Diese Aktion gestern von Jackson war ja auch echt das Allerletzte. Erst bestellt er mich in den Park und dann wollen er und sein Stecher mir Geld andrehen, als sei ich so eine billige Hure, die für den richtigen Preis bereit ist, alles zu tun.
Keine Frage, Geld kann man immer gut gebrauchen, vor allem in einer etwas größeren Familie und nach so einem Umzug, aber ich lass mich doch nicht bestechen. Vor allem nicht wegen sowas.

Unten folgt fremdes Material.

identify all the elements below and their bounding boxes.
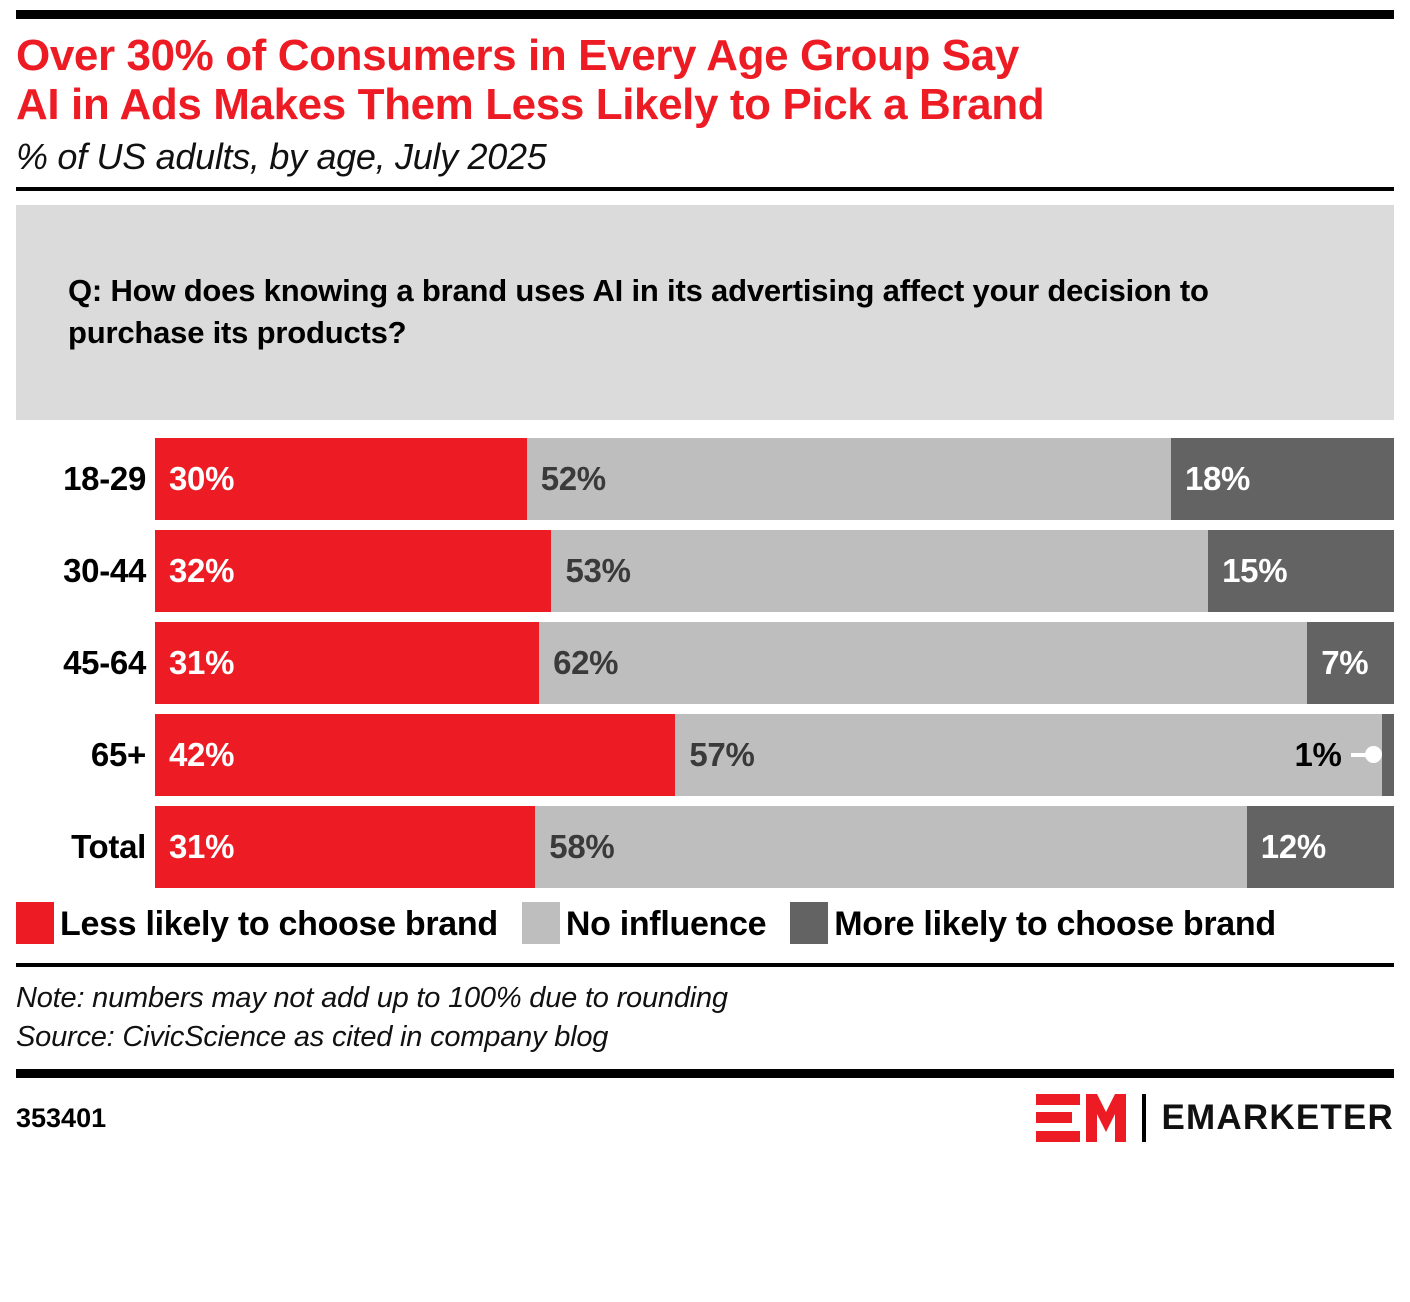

Ich meine, was erwarten die denn von mir? Dass ich jetzt Plakate drucke, auf denen steht, dass Jackson und Jordan es treiben? Was würde mir das bringen?
Es gibt Menschen, die erfreuen sich an sowas, daran, wenn sie anderen schaden und lachen sich dann ins Fäustchen, aber ich gehöre sicherlich nicht dazu.

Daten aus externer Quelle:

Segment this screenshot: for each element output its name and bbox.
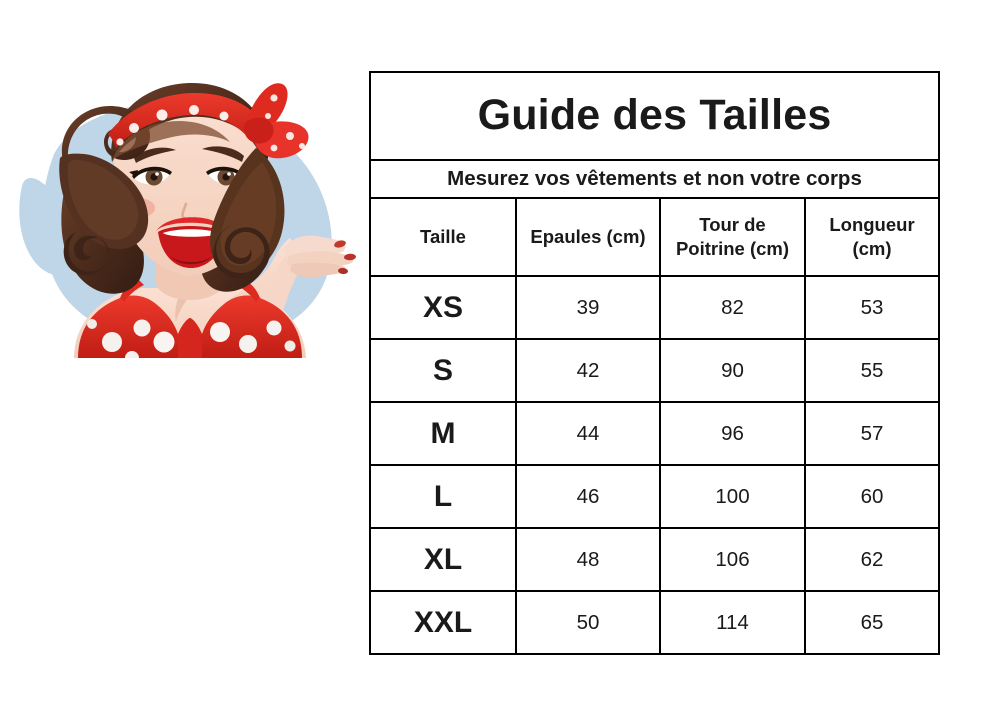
column-header-tour-de-poitrine-line-1: Tour de — [699, 214, 765, 235]
cell-chest: 100 — [660, 465, 805, 528]
column-header-taille: Taille — [370, 198, 516, 276]
cell-shoulders: 46 — [516, 465, 660, 528]
column-header-epaules-line-1: Epaules (cm) — [530, 226, 645, 247]
cell-length: 55 — [805, 339, 939, 402]
cell-size: XL — [370, 528, 516, 591]
cell-chest: 114 — [660, 591, 805, 654]
table-header-row: Taille Epaules (cm) Tour de Poitrine (cm… — [370, 198, 939, 276]
cell-shoulders: 48 — [516, 528, 660, 591]
page-title: Guide des Tailles — [370, 72, 939, 160]
table-row: L 46 100 60 — [370, 465, 939, 528]
cell-shoulders: 39 — [516, 276, 660, 339]
cell-shoulders: 50 — [516, 591, 660, 654]
column-header-taille-line-1: Taille — [420, 226, 466, 247]
title-row: Guide des Tailles — [370, 72, 939, 160]
cell-length: 53 — [805, 276, 939, 339]
cell-chest: 106 — [660, 528, 805, 591]
table-row: S 42 90 55 — [370, 339, 939, 402]
cell-length: 57 — [805, 402, 939, 465]
subtitle-row: Mesurez vos vêtements et non votre corps — [370, 160, 939, 198]
column-header-longueur: Longueur (cm) — [805, 198, 939, 276]
table-row: M 44 96 57 — [370, 402, 939, 465]
cell-size: L — [370, 465, 516, 528]
page-subtitle: Mesurez vos vêtements et non votre corps — [370, 160, 939, 198]
table-row: XL 48 106 62 — [370, 528, 939, 591]
cell-size: XS — [370, 276, 516, 339]
cell-length: 60 — [805, 465, 939, 528]
column-header-tour-de-poitrine-line-2: Poitrine (cm) — [676, 238, 789, 259]
cell-length: 65 — [805, 591, 939, 654]
cell-shoulders: 42 — [516, 339, 660, 402]
cell-chest: 82 — [660, 276, 805, 339]
column-header-tour-de-poitrine: Tour de Poitrine (cm) — [660, 198, 805, 276]
size-guide-table: Guide des Tailles Mesurez vos vêtements … — [369, 71, 940, 655]
cell-chest: 96 — [660, 402, 805, 465]
cell-shoulders: 44 — [516, 402, 660, 465]
column-header-longueur-line-1: Longueur — [829, 214, 914, 235]
cell-size: XXL — [370, 591, 516, 654]
cell-chest: 90 — [660, 339, 805, 402]
column-header-epaules: Epaules (cm) — [516, 198, 660, 276]
column-header-longueur-line-2: (cm) — [852, 238, 891, 259]
table-row: XXL 50 114 65 — [370, 591, 939, 654]
pinup-woman-illustration — [16, 36, 362, 376]
cell-length: 62 — [805, 528, 939, 591]
cell-size: S — [370, 339, 516, 402]
cell-size: M — [370, 402, 516, 465]
table-row: XS 39 82 53 — [370, 276, 939, 339]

Ich weiß doch selbst wie sowas ist. Natürlich wissen das die beiden nicht, aber nachdem wir uns jetzt schon ein paar Wochen kennen, hätte ich echt gedacht, Jackson wüsste zumindest, dass ich kein komplettes Arschloch bin.

Ich habe zwar auch mal meine fiesen Momente, aber ich würde mich niemals dermaßen in das (Liebes-)leben einer Person einmischen.

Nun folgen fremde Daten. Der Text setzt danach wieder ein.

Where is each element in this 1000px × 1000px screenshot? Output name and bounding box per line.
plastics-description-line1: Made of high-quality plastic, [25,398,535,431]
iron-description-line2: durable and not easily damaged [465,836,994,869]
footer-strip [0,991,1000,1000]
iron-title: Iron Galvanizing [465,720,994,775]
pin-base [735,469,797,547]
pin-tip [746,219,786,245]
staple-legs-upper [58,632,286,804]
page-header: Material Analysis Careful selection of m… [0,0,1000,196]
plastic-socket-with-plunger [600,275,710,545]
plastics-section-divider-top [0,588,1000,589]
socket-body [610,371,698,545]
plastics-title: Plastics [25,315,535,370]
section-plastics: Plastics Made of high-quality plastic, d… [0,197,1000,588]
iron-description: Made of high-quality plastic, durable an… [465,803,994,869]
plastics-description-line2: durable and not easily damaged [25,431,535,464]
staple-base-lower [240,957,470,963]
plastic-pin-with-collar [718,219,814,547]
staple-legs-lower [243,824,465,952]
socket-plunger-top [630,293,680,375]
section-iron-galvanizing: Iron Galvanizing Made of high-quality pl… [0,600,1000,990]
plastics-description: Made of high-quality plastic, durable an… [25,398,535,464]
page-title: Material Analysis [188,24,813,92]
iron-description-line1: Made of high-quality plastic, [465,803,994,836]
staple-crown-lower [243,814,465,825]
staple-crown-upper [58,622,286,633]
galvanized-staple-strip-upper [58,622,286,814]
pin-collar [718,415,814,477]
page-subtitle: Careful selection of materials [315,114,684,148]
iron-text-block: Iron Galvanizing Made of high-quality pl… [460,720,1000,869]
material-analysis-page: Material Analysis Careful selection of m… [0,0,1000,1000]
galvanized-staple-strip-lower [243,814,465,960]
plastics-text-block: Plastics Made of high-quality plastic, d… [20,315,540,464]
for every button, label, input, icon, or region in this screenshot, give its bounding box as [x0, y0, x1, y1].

Obwohl mich das alles nach wie vor ziemlich verstört, bin ich aber irgendwie froh, zumindest einen Teil von Jacksons Wahrheit zu kennen.
Meine Vermutungen, dass er Angst hat, sein wahres Ich zu zeigen waren ja nicht mal so verkehrt.
Wer von seinen Proleten-Freunden würde denn noch auf ihn hören, wüssten sie, dass er Jordan besteigt?
Oh Gott. Diese ganzen Knutschflecke letztens... waren die etwa von Jordan?
Kein Wunder, dass er mich so über Jacks ausgefragt hat, er war eifersüchtig.
Irgendwie muss ich deshalb grinsen. Jordan sieht mich als Gefahr für seine Beziehung (oder eher Affäre) mit Jackson. Er denkt, Jackson würde sich auf mich einlassen.
Keine Ahnung, wieso mich das jetzt irgendwie stolz macht, ich wollte immerhin nie eine Person sein, die sich zwischen ein Paar drängt und vor allem würde ich wirklich um nichts in der Welt etwas mit dem Oberaffen Jackson O'Brien anfangen, aber obwohl ich wie gesagt kein komplettes Arschloch bin, bin ich doch nur menschlich. Und manchmal provoziere ich Leute ganz gerne, vor allem, wenn ich sie nicht leiden kann wie diesen Gorilla Jordan.
Jackson hat echt einen seltsamen Geschmack.
Ich meine, ganz gut sieht Jordan schon aus, aber diese Muskeln sind schon etwas viel für sein Alter... Entweder trainiert er verdammt viel oder er nimmt irgendwas...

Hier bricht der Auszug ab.